The story goes, when Velvet (the main character of Tales of Berseria) was a young girl, she and her brother were saved by her older brother in law, when a night of havoc had occurred. Which caused a deamonblight to consume their village... Which also causes some other thing’s I don’t want to mention as it’s a part of the story.
After the start of the game, the game then moves ahead a few years ahead in time. Now Velvet is 16 years old. The story takes a few odd turns, but not right away. I really can’t really go too far into it without ruining the story.
Tale of Berseria is an RPG based game, just like the games before it. This series is one of my favorite games to play in the RPG genre as I really enjoy playing them. First thing first, camera angles and movement... both key to all games and some just don’t perform well.

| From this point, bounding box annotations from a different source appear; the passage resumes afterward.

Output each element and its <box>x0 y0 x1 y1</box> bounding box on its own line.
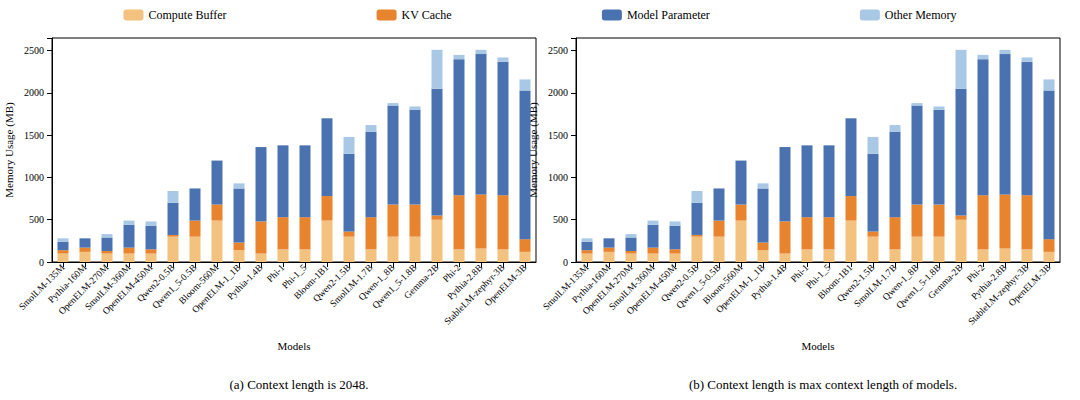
svg-text:Models: Models <box>802 340 835 352</box>
svg-text:Memory Usage (MB): Memory Usage (MB) <box>526 102 539 198</box>
svg-text:OpenELM-3B: OpenELM-3B <box>1007 262 1053 308</box>
svg-text:Models: Models <box>278 340 311 352</box>
svg-text:2500: 2500 <box>548 45 568 56</box>
svg-text:Pythia-2.8B: Pythia-2.8B <box>969 262 1009 302</box>
svg-text:Bloom-560M: Bloom-560M <box>700 262 745 307</box>
svg-text:Qwen2-1.5B: Qwen2-1.5B <box>311 262 353 304</box>
svg-text:2000: 2000 <box>24 87 44 98</box>
svg-text:Qwen1_5-1.8B: Qwen1_5-1.8B <box>370 262 419 311</box>
svg-text:SmolLM-360M: SmolLM-360M <box>83 262 133 312</box>
svg-text:Qwen1_5-0.5B: Qwen1_5-0.5B <box>674 262 723 311</box>
svg-text:500: 500 <box>553 214 568 225</box>
svg-text:1500: 1500 <box>548 130 568 141</box>
svg-text:Gemma-2B: Gemma-2B <box>402 262 440 300</box>
svg-text:Other Memory: Other Memory <box>885 8 957 22</box>
svg-text:1000: 1000 <box>548 172 568 183</box>
svg-text:Phi-1_5: Phi-1_5 <box>280 262 309 291</box>
svg-text:Qwen1_5-0.5B: Qwen1_5-0.5B <box>150 262 199 311</box>
svg-text:0: 0 <box>39 257 44 268</box>
svg-text:StableLM-zephyr-3B: StableLM-zephyr-3B <box>442 262 507 327</box>
svg-text:SmolLM-135M: SmolLM-135M <box>17 262 67 312</box>
svg-text:Qwen2-0.5B: Qwen2-0.5B <box>135 262 177 304</box>
svg-text:Qwen2-1.5B: Qwen2-1.5B <box>835 262 877 304</box>
svg-text:Qwen-1_8B: Qwen-1_8B <box>356 262 397 303</box>
svg-text:Memory Usage (MB): Memory Usage (MB) <box>3 102 16 198</box>
svg-text:Bloom-1B1: Bloom-1B1 <box>291 262 331 302</box>
svg-text:Qwen2-0.5B: Qwen2-0.5B <box>659 262 701 304</box>
svg-text:SmolLM-135M: SmolLM-135M <box>541 262 591 312</box>
svg-text:Qwen-1_8B: Qwen-1_8B <box>880 262 921 303</box>
svg-text:OpenELM-270M: OpenELM-270M <box>580 262 635 317</box>
svg-text:SmolLM-360M: SmolLM-360M <box>607 262 657 312</box>
svg-text:OpenELM-450M: OpenELM-450M <box>100 262 155 317</box>
svg-text:Pythia-160M: Pythia-160M <box>46 262 89 305</box>
svg-text:Bloom-560M: Bloom-560M <box>176 262 221 307</box>
svg-text:SmolLM-1.7B: SmolLM-1.7B <box>328 262 375 309</box>
svg-text:1500: 1500 <box>24 130 44 141</box>
svg-text:Phi-1: Phi-1 <box>788 262 811 285</box>
svg-text:OpenELM-1_1B: OpenELM-1_1B <box>190 262 243 315</box>
svg-text:(b) Context length is max cont: (b) Context length is max context length… <box>689 377 957 392</box>
svg-text:Phi-1: Phi-1 <box>264 262 287 285</box>
svg-text:2500: 2500 <box>24 45 44 56</box>
svg-text:OpenELM-1_1B: OpenELM-1_1B <box>714 262 767 315</box>
svg-text:Pythia-1.4B: Pythia-1.4B <box>749 262 788 301</box>
svg-text:Phi-2: Phi-2 <box>964 262 987 285</box>
svg-text:KV Cache: KV Cache <box>402 8 452 22</box>
svg-text:Qwen1_5-1.8B: Qwen1_5-1.8B <box>894 262 943 311</box>
svg-text:OpenELM-3B: OpenELM-3B <box>483 262 529 308</box>
svg-text:SmolLM-1.7B: SmolLM-1.7B <box>852 262 899 309</box>
svg-text:Gemma-2B: Gemma-2B <box>926 262 964 300</box>
svg-text:2000: 2000 <box>548 87 568 98</box>
svg-text:(a) Context length is 2048.: (a) Context length is 2048. <box>229 377 368 392</box>
svg-text:Pythia-160M: Pythia-160M <box>570 262 613 305</box>
svg-text:Phi-2: Phi-2 <box>440 262 463 285</box>
svg-text:Compute Buffer: Compute Buffer <box>148 8 226 22</box>
svg-text:Model Parameter: Model Parameter <box>627 8 710 22</box>
svg-text:Bloom-1B1: Bloom-1B1 <box>815 262 855 302</box>
svg-text:StableLM-zephyr-3B: StableLM-zephyr-3B <box>966 262 1031 327</box>
svg-text:Pythia-1.4B: Pythia-1.4B <box>225 262 264 301</box>
svg-text:1000: 1000 <box>24 172 44 183</box>
svg-text:Pythia-2.8B: Pythia-2.8B <box>445 262 485 302</box>
svg-text:OpenELM-450M: OpenELM-450M <box>624 262 679 317</box>
svg-text:OpenELM-270M: OpenELM-270M <box>56 262 111 317</box>
svg-text:0: 0 <box>563 257 568 268</box>
svg-text:500: 500 <box>29 214 44 225</box>
svg-text:Phi-1_5: Phi-1_5 <box>804 262 833 291</box>
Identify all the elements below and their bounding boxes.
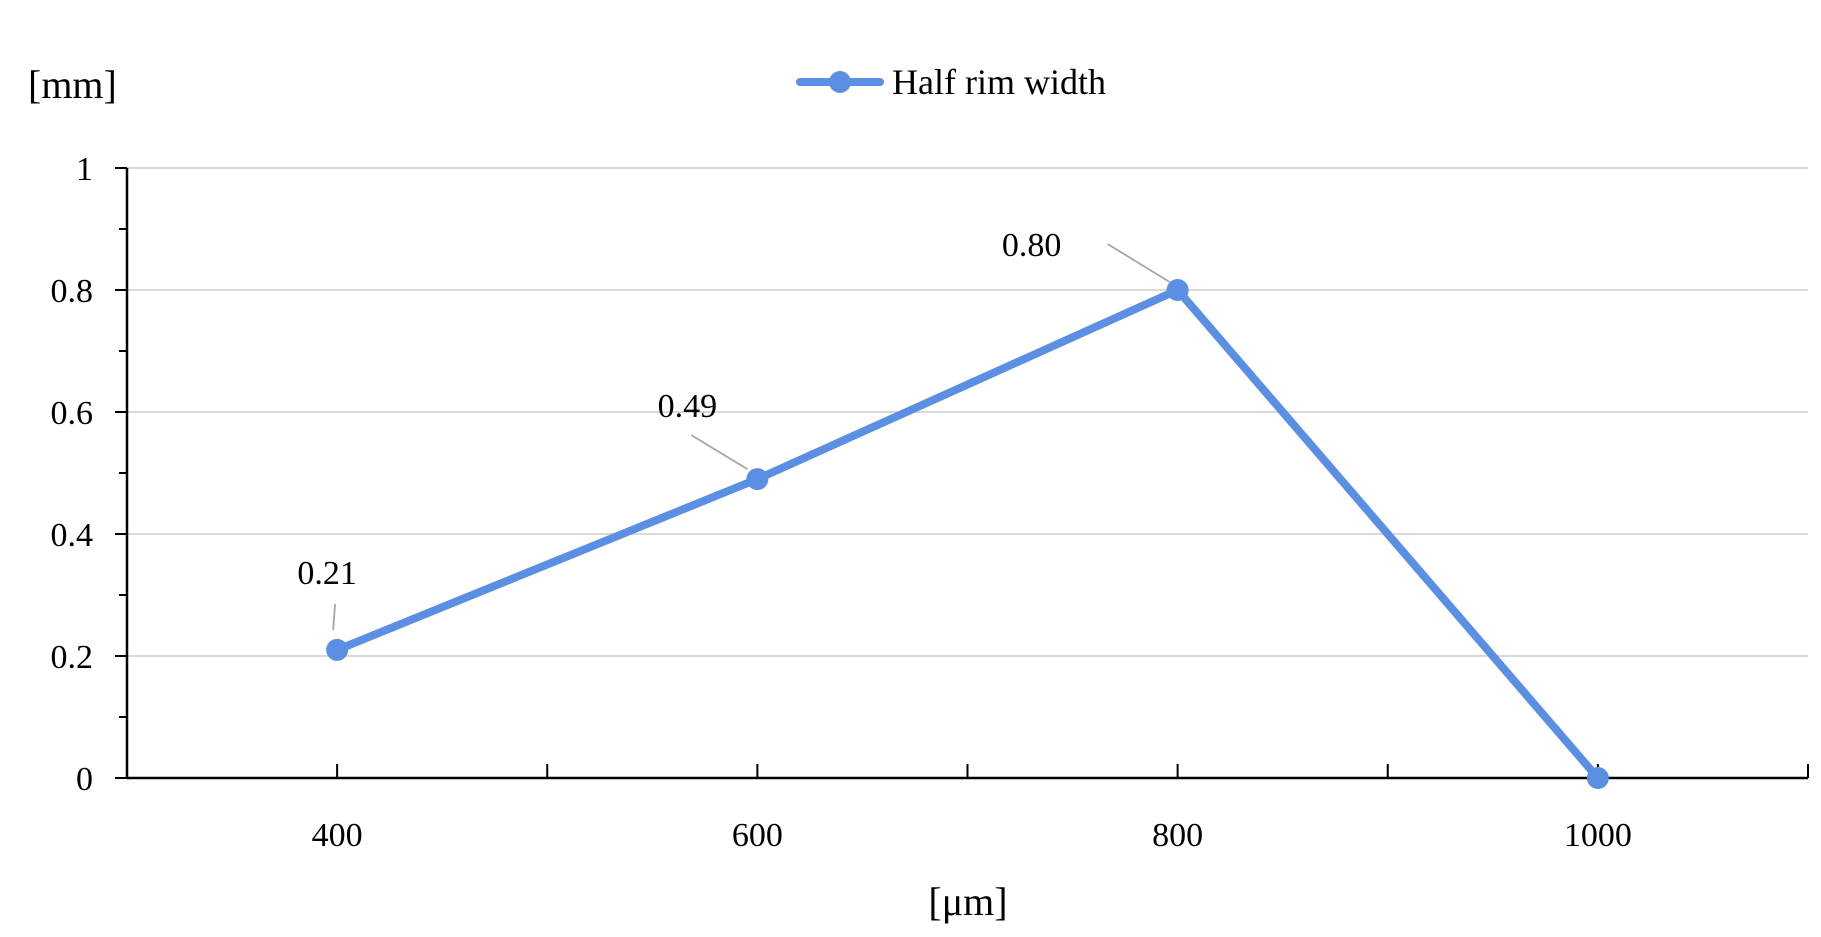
x-tick-label: 600 <box>732 817 783 854</box>
y-axis-unit-label: [mm] <box>28 62 117 107</box>
y-tick-label: 0.4 <box>51 517 94 554</box>
legend-label: Half rim width <box>892 62 1106 102</box>
legend: Half rim width <box>796 62 1106 102</box>
y-tick-label: 0.6 <box>51 395 94 432</box>
data-point <box>1586 767 1609 789</box>
x-axis-unit-label: [μm] <box>928 879 1007 924</box>
data-label: 0.80 <box>1002 227 1062 264</box>
data-point <box>746 468 769 491</box>
tick-labels: 0 0.2 0.4 0.6 0.8 1 400 600 800 1000 <box>51 151 1632 854</box>
x-tick-label: 1000 <box>1564 817 1632 854</box>
data-point <box>1166 279 1189 301</box>
y-tick-label: 0.8 <box>51 273 94 310</box>
data-labels: 0.21 0.49 0.80 <box>297 227 1171 630</box>
x-tick-label: 400 <box>312 817 363 854</box>
y-tick-label: 0.2 <box>51 639 94 676</box>
data-label-leader <box>1107 243 1171 283</box>
data-label-leader <box>690 434 748 470</box>
series-layer <box>326 279 1609 789</box>
y-tick-label: 1 <box>76 151 93 188</box>
series-line <box>333 286 1602 782</box>
axes <box>115 167 1809 780</box>
x-tick-label: 800 <box>1152 817 1203 854</box>
data-label: 0.49 <box>658 388 718 425</box>
y-tick-label: 0 <box>76 761 93 798</box>
grid-lines <box>127 167 1808 657</box>
data-label-leader <box>332 603 337 630</box>
data-point <box>326 638 349 661</box>
legend-marker <box>829 71 851 93</box>
data-label: 0.21 <box>297 555 357 592</box>
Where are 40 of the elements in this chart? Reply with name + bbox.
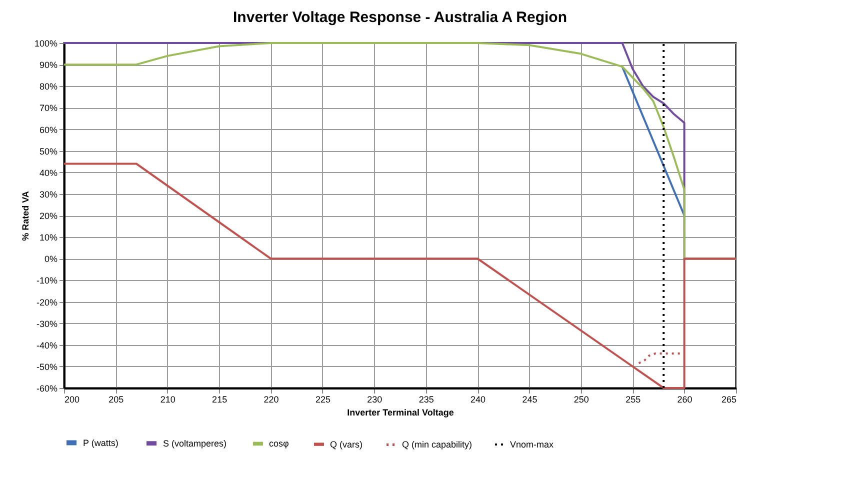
y-tick-label: -30% xyxy=(36,318,58,329)
y-tick-label: 30% xyxy=(39,189,58,200)
y-tick-label: 90% xyxy=(39,60,58,70)
x-tick-label: 245 xyxy=(522,394,538,404)
x-tick-label: 200 xyxy=(64,394,80,404)
y-tick-label: 100% xyxy=(34,38,58,48)
y-tick-label: 80% xyxy=(39,82,58,92)
y-tick-label: -60% xyxy=(36,384,58,394)
x-tick-label: 225 xyxy=(315,394,330,404)
y-tick-label: 20% xyxy=(39,211,58,221)
x-tick-label: 205 xyxy=(108,394,124,404)
legend-label: Vnom-max xyxy=(510,440,554,450)
x-tick-label: 235 xyxy=(418,394,434,404)
x-tick-label: 215 xyxy=(212,394,228,404)
y-tick-label: -10% xyxy=(36,276,58,286)
x-tick-label: 250 xyxy=(574,394,589,404)
x-tick-label: 230 xyxy=(367,394,382,404)
legend-label: P (watts) xyxy=(83,438,118,448)
legend-label: S (voltamperes) xyxy=(163,438,227,448)
legend-label: cosφ xyxy=(269,438,290,449)
y-tick-label: 10% xyxy=(39,232,58,243)
y-tick-label: 60% xyxy=(39,124,58,135)
x-tick-label: 265 xyxy=(721,394,736,404)
x-tick-label: 255 xyxy=(626,394,641,404)
x-tick-label: 240 xyxy=(470,394,486,404)
y-axis-title: % Rated VA xyxy=(20,190,30,241)
y-tick-label: -50% xyxy=(36,362,58,372)
legend-label: Q (vars) xyxy=(330,439,362,450)
y-tick-label: -20% xyxy=(36,297,58,308)
y-tick-label: 70% xyxy=(39,103,58,114)
y-tick-label: -40% xyxy=(36,340,58,350)
x-tick-label: 260 xyxy=(677,394,692,404)
chart-title: Inverter Voltage Response - Australia A Region xyxy=(233,9,567,26)
y-tick-label: 50% xyxy=(39,146,58,156)
x-tick-label: 220 xyxy=(264,394,279,404)
x-axis-title: Inverter Terminal Voltage xyxy=(347,408,454,418)
y-tick-label: 0% xyxy=(44,254,58,264)
y-tick-label: 40% xyxy=(39,168,58,178)
x-tick-label: 210 xyxy=(160,394,176,404)
legend-label: Q (min capability) xyxy=(402,440,472,450)
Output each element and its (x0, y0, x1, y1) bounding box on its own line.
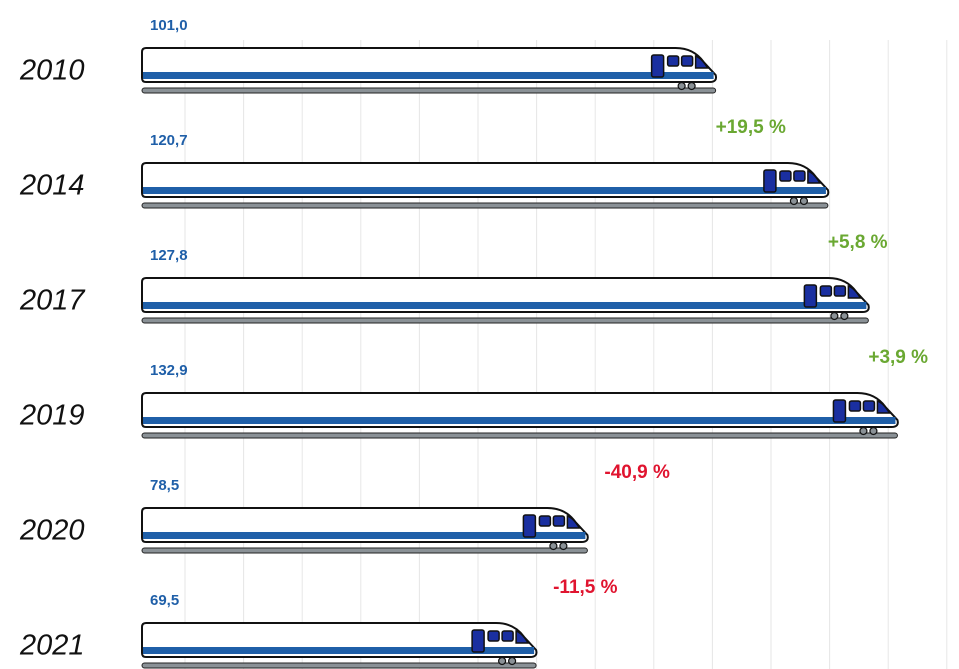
door (764, 170, 776, 192)
rail (142, 548, 587, 553)
door (523, 515, 535, 537)
windshield (808, 171, 820, 183)
train (142, 623, 537, 668)
windshield (877, 401, 889, 413)
chart: 2010 101,0 2014 120,7 2017 127,8 2019 132,9 2020… (0, 0, 959, 669)
wheel (678, 83, 685, 90)
wheel (688, 83, 695, 90)
train (142, 393, 898, 438)
change-label: -11,5 % (553, 577, 618, 598)
wheel (550, 543, 557, 550)
value-label: 69,5 (150, 592, 179, 609)
door (652, 55, 664, 77)
window (849, 401, 860, 411)
year-label: 2020 (19, 515, 85, 547)
window (539, 516, 550, 526)
window (502, 631, 513, 641)
window (863, 401, 874, 411)
wheel (499, 658, 506, 665)
change-label: +19,5 % (716, 117, 786, 138)
door (804, 285, 816, 307)
door (472, 630, 484, 652)
wheel (831, 313, 838, 320)
windshield (848, 286, 860, 298)
window (820, 286, 831, 296)
windshield (516, 631, 528, 643)
wheel (860, 428, 867, 435)
window (488, 631, 499, 641)
wheel (560, 543, 567, 550)
window (834, 286, 845, 296)
value-label: 132,9 (150, 362, 188, 379)
train (142, 278, 869, 323)
value-label: 78,5 (150, 477, 179, 494)
train (142, 508, 588, 553)
value-label: 120,7 (150, 132, 188, 149)
windshield (567, 516, 579, 528)
door (833, 400, 845, 422)
year-label: 2019 (19, 400, 85, 432)
value-label: 127,8 (150, 247, 188, 264)
change-label: +5,8 % (828, 232, 888, 253)
window (553, 516, 564, 526)
rail (142, 663, 536, 668)
change-label: -40,9 % (604, 462, 670, 483)
year-label: 2010 (19, 55, 85, 87)
year-label: 2014 (19, 170, 85, 202)
train (142, 48, 716, 93)
rail (142, 318, 868, 323)
stripe (143, 302, 866, 309)
window (780, 171, 791, 181)
wheel (800, 198, 807, 205)
stripe (143, 417, 895, 424)
wheel (841, 313, 848, 320)
window (682, 56, 693, 66)
window (668, 56, 679, 66)
wheel (870, 428, 877, 435)
rail (142, 203, 828, 208)
value-label: 101,0 (150, 17, 188, 34)
change-label: +3,9 % (868, 347, 928, 368)
stripe (143, 72, 714, 79)
windshield (696, 56, 708, 68)
window (794, 171, 805, 181)
wheel (790, 198, 797, 205)
stripe (143, 532, 585, 539)
year-label: 2017 (19, 285, 86, 317)
stripe (143, 187, 826, 194)
wheel (509, 658, 516, 665)
train (142, 163, 828, 208)
rail (142, 88, 716, 93)
year-label: 2021 (19, 630, 85, 662)
rail (142, 433, 897, 438)
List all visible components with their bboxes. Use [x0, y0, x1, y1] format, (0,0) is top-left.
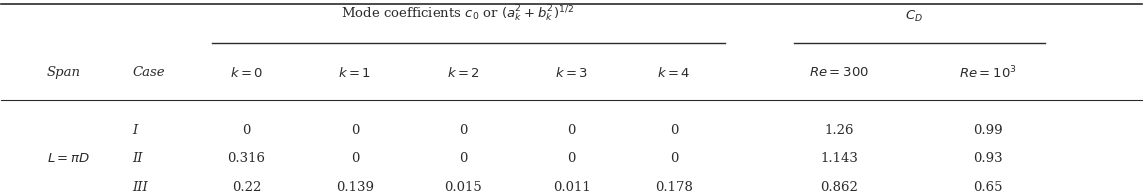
Text: 0.015: 0.015 [445, 181, 482, 194]
Text: 0.178: 0.178 [655, 181, 693, 194]
Text: III: III [133, 181, 149, 194]
Text: Case: Case [133, 66, 165, 79]
Text: 0.93: 0.93 [973, 152, 1002, 165]
Text: 1.26: 1.26 [825, 125, 854, 138]
Text: 0: 0 [351, 152, 359, 165]
Text: 0: 0 [459, 152, 467, 165]
Text: Span: Span [47, 66, 81, 79]
Text: 0.65: 0.65 [973, 181, 1002, 194]
Text: $k=2$: $k=2$ [447, 66, 480, 80]
Text: 0: 0 [567, 125, 576, 138]
Text: $k=0$: $k=0$ [230, 66, 263, 80]
Text: 0.011: 0.011 [552, 181, 591, 194]
Text: 0.139: 0.139 [336, 181, 374, 194]
Text: $k=3$: $k=3$ [554, 66, 589, 80]
Text: $Re=10^3$: $Re=10^3$ [959, 64, 1016, 81]
Text: Mode coefficients $c_0$ or $(a_k^2 + b_k^2)^{1/2}$: Mode coefficients $c_0$ or $(a_k^2 + b_k… [341, 4, 574, 24]
Text: $L=\pi D$: $L=\pi D$ [47, 152, 90, 165]
Text: 0: 0 [670, 152, 678, 165]
Text: $k=1$: $k=1$ [338, 66, 371, 80]
Text: 1.143: 1.143 [821, 152, 858, 165]
Text: $Re=300$: $Re=300$ [809, 66, 870, 79]
Text: 0: 0 [459, 125, 467, 138]
Text: $C_D$: $C_D$ [904, 9, 922, 24]
Text: 0.22: 0.22 [232, 181, 262, 194]
Text: II: II [133, 152, 143, 165]
Text: 0: 0 [351, 125, 359, 138]
Text: 0.316: 0.316 [227, 152, 265, 165]
Text: 0.99: 0.99 [973, 125, 1002, 138]
Text: 0.862: 0.862 [821, 181, 858, 194]
Text: 0: 0 [567, 152, 576, 165]
Text: 0: 0 [670, 125, 678, 138]
Text: I: I [133, 125, 138, 138]
Text: 0: 0 [242, 125, 250, 138]
Text: $k=4$: $k=4$ [657, 66, 690, 80]
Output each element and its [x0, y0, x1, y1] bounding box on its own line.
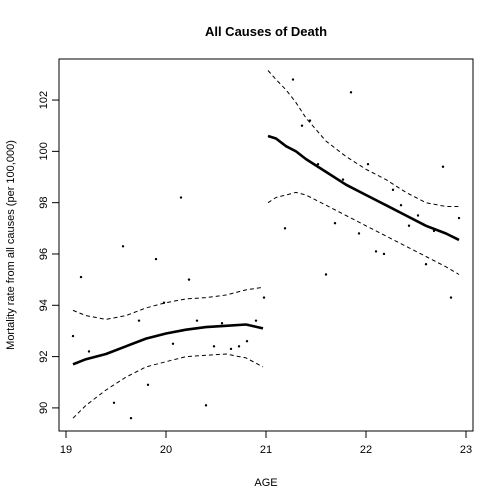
- data-point: [417, 214, 419, 216]
- data-point: [350, 91, 352, 93]
- data-point: [392, 189, 394, 191]
- data-point: [325, 273, 327, 275]
- data-point: [230, 348, 232, 350]
- y-axis: 90 92 94 96 98 100 102: [38, 91, 59, 414]
- y-tick-label: 102: [38, 91, 50, 109]
- x-tick-label: 22: [360, 444, 372, 456]
- data-point: [213, 345, 215, 347]
- data-point: [147, 384, 149, 386]
- y-tick-label: 92: [38, 350, 50, 362]
- data-point: [425, 263, 427, 265]
- data-point: [155, 258, 157, 260]
- data-point: [408, 225, 410, 227]
- fit-line: [73, 325, 263, 365]
- y-tick-label: 100: [38, 142, 50, 160]
- y-tick-label: 90: [38, 402, 50, 414]
- y-axis-label: Mortality rate from all causes (per 100,…: [5, 140, 17, 350]
- data-point: [367, 163, 369, 165]
- x-axis: 19 20 21 22 23: [60, 431, 472, 456]
- data-point: [375, 250, 377, 252]
- x-tick-label: 19: [60, 444, 72, 456]
- x-tick-label: 23: [460, 444, 472, 456]
- data-point: [205, 404, 207, 406]
- data-point: [113, 402, 115, 404]
- data-point: [263, 296, 265, 298]
- plot-frame: [59, 59, 473, 431]
- data-point: [130, 417, 132, 419]
- data-point: [221, 322, 223, 324]
- data-point: [196, 319, 198, 321]
- data-point: [122, 245, 124, 247]
- data-point: [358, 232, 360, 234]
- data-point: [334, 222, 336, 224]
- data-point: [180, 196, 182, 198]
- data-point: [342, 178, 344, 180]
- data-point: [284, 227, 286, 229]
- data-point: [400, 204, 402, 206]
- data-point: [72, 335, 74, 337]
- data-point: [292, 78, 294, 80]
- data-point: [172, 343, 174, 345]
- data-point: [80, 276, 82, 278]
- data-point: [238, 345, 240, 347]
- x-tick-label: 21: [260, 444, 272, 456]
- upper-band-line: [73, 287, 263, 319]
- data-point: [246, 340, 248, 342]
- data-point: [255, 319, 257, 321]
- data-point: [88, 350, 90, 352]
- data-point: [442, 166, 444, 168]
- lower-band-line: [268, 192, 459, 274]
- upper-band-line: [268, 71, 459, 207]
- data-point: [458, 217, 460, 219]
- x-tick-label: 20: [160, 444, 172, 456]
- y-tick-label: 98: [38, 197, 50, 209]
- lower-band-line: [73, 354, 263, 418]
- y-tick-label: 94: [38, 299, 50, 311]
- chart-title: All Causes of Death: [205, 24, 327, 39]
- data-point: [138, 319, 140, 321]
- data-point: [301, 125, 303, 127]
- plot-area: [72, 71, 460, 420]
- y-tick-label: 96: [38, 248, 50, 260]
- data-point: [383, 253, 385, 255]
- data-point: [188, 278, 190, 280]
- x-axis-label: AGE: [254, 477, 277, 489]
- data-point: [450, 296, 452, 298]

WelI I’m here to tell you both are on point! Not once would I get stuck on objects, or pan the camera around and get stuck/or go through walls. Also Velvet doesn’t just walk, she has a jogging speed when she moves around which makes everything better with all the running around you’ll do while playing.
Buying and selling is a part of the game like most if not all RPG games. Here it’s quite technical, so I really didn’t do much with buying and selling unless I really had to. Such items like consumables & weapons can be bought from or sold to stores. Not to mention there are areas you’ll be in with zero people, but areas that are populated will have the option to speak to you, and some are nice whilst others not so much.
Tasks can be done as well. There are two forms of saving the game, one being a bright icon seen in the game or two, a quick save option found when clicking the options button on your controller. Battling is what you do in Tales games, so yes it’s also featured in Tales of Berseria.
It’s a matter of pressing attack buttons, using a range of weapons you have and just kill or be killed. I tend to button mash when I play these sort of games and it works for me. It’s not hard to attack and defend in the game. After each battle you’re shown stats of that battle such as its grade, combo, damage etc. Prior to starting the game you’ll need to go through the game's settings and either change or leave them as they are, I myself don’t tend to play games with subtitles on, so doing as I do, I turned them off.
While it does stop subtitles and even though I chose to play the game with English audio not all conversations are heard but instead you read them, even when people talk it’ll still show dialogue either way. Game options are there, nothing special, just game difficulty, vibration on/off, and the usual settings. The HUD is simply, top left mini map to show where objectives are, and shops and other things. Press Square to open up the area map that’ll show the whole region you're currently in and lastly press R1 and this brings up on the top right objectives and event lists.
Now as you can play with either two languages, all voices in English aren't done by the people voicing in Japanese. I obviously went with the English audio, and it's just like Tales of Zestiria nothing gets lost in translation, it’s the only games I know of that are Japanese based and have great voice work in English.
Music overall is good. Nothing that drives you to anger from being repetitive so that's a bonus! Now I’m unsure if it was due to my setup or not, but my PS4 controller speaker is always set to the loudest volume, and once audio from game came through it I got a lot of unwanted echo so I just muted the controller speaker and I was good to go, again this just might have been due to the volume on it being too loud.
How does Tales of Berseria stack up visually? Really quiet good to be honest. Sure it’s not a top of the line blows your eyeballs through the back of your skull, but they are visuals you can admire and appreciate. Colors are bright and vivid, graphics cast great shadows. Actual gameplay graphics look good, but the cut scenes look even better. However as good as most of the game's visuals are it did fall short with some textures. For instance, some parts of the ground you tread upon look pretty poor as well as other things around, not too much, just here and there.
Tales of Berseria on PS4 offers both paid and free download content, there are about six free packs to download from the PlayStation store, and also on offer to PS4 owners are free PS4 themes. DLC packs include items such as costumes, skits and a range of other items. My thoughts overall on the tales’ games are they just get better each time Bandai Namco release them, and that's good for fans you get a quality game for the price you pay, what else could you ask for?
You’ll have to put a fair bit of time into it to complete the game, but I beleive it’s worth the time and effort.